Under the new regulation, financial institutions will need to proactively assess their clients’ sustainability preferences in the same way that risk tolerance and investment knowledge are measured currently.

Passive Sustainability Offerings no Longer Enough

Sustainability based on ESG criteria is a fast-growing investment theme, driven by investor demand and regulatory forces. Most financial institutions already offer their clients access to sustainable funds and products; however, the onus is often on investors to ask about these offerings and to specifically request them.

Sustainability preferences will soon comprise a routine component of the investor profile. The upcoming amendment to MiFID II not only requires a cultural shift within the industry, but financial institutions will also need to apply an ESG classification system – based on regulation as well as industry standards such as EET (European ESG Template) – to create a list of environmentally sustainable products and define how these products align with investor preferences.

The trend within the industry and among regulators is clearly moving towards a greater focus on sustainability, so it’s imperative that financial institutions adopt these new regulations by the August deadline or risk trailing behind their competitors and potentially running afoul of regulators further down the line.

Technological Solution to ESG Investing

ESG investing is as much a technological challenge as it is an ethical imperative. Even the best value proposition can fall short of the mark if the technology behind it is not up to scratch – and the same applies when incorporating new guidance from regulators.

To ensure that the new regulation is implemented rapidly and effectively, financial institutions should check that their current investment platforms are able to guarantee compliance with changing regulations for EU-based clients while supporting ESG investment products that cover both discretionary and advisory mandates.
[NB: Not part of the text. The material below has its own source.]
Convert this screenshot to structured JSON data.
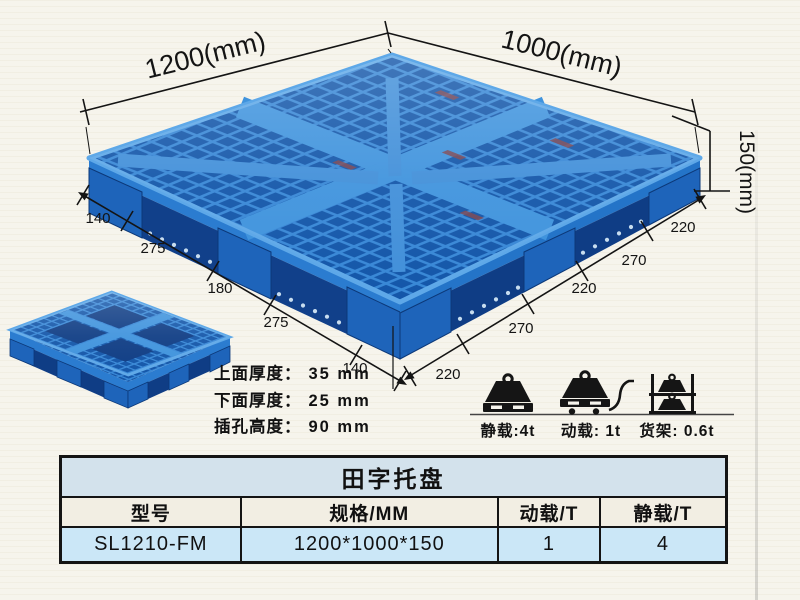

A state-of-the-art ESG solution should incorporate investors’ preferences based on the Principle of Adverse Impacts (PAI), define minimum allocations of sustainable investments in line with the defined taxonomy objectives, and classify sustainable investments in accordance with the Sustainable Finance Disclosure Regulation (SFDR).

These sustainability preferences should be applied across the entire investment advisory and portfolio management process. The solution should be able to model suitability rules and automatically collate ESG data from trusted sources, such as MSCI. 

The easiest way for financial institutions to meet these new requirements is to add an ESG layer on top of their existing framework for determining investor suitability – with an expanded investor questionnaire, the addition of standard ESG ratings and new exclusion criteria.

The Path to ESG Leadership

This changing regulatory landscape will give ESG investing a much-needed overhaul and align it with the preferences and expectations of investors – especially younger cohorts, who are the high-net-worth clients of tomorrow. But it is also an opportunity for financial institutions to position themselves as leaders and first movers in sustainability instead of simply playing compliance catch-up.

Taking a proactive approach and implementing a robust technological solution to respond to this new regulation rapidly can boost the reputation and sustainability credentials, which will be vital for client acquisition and retention in the future.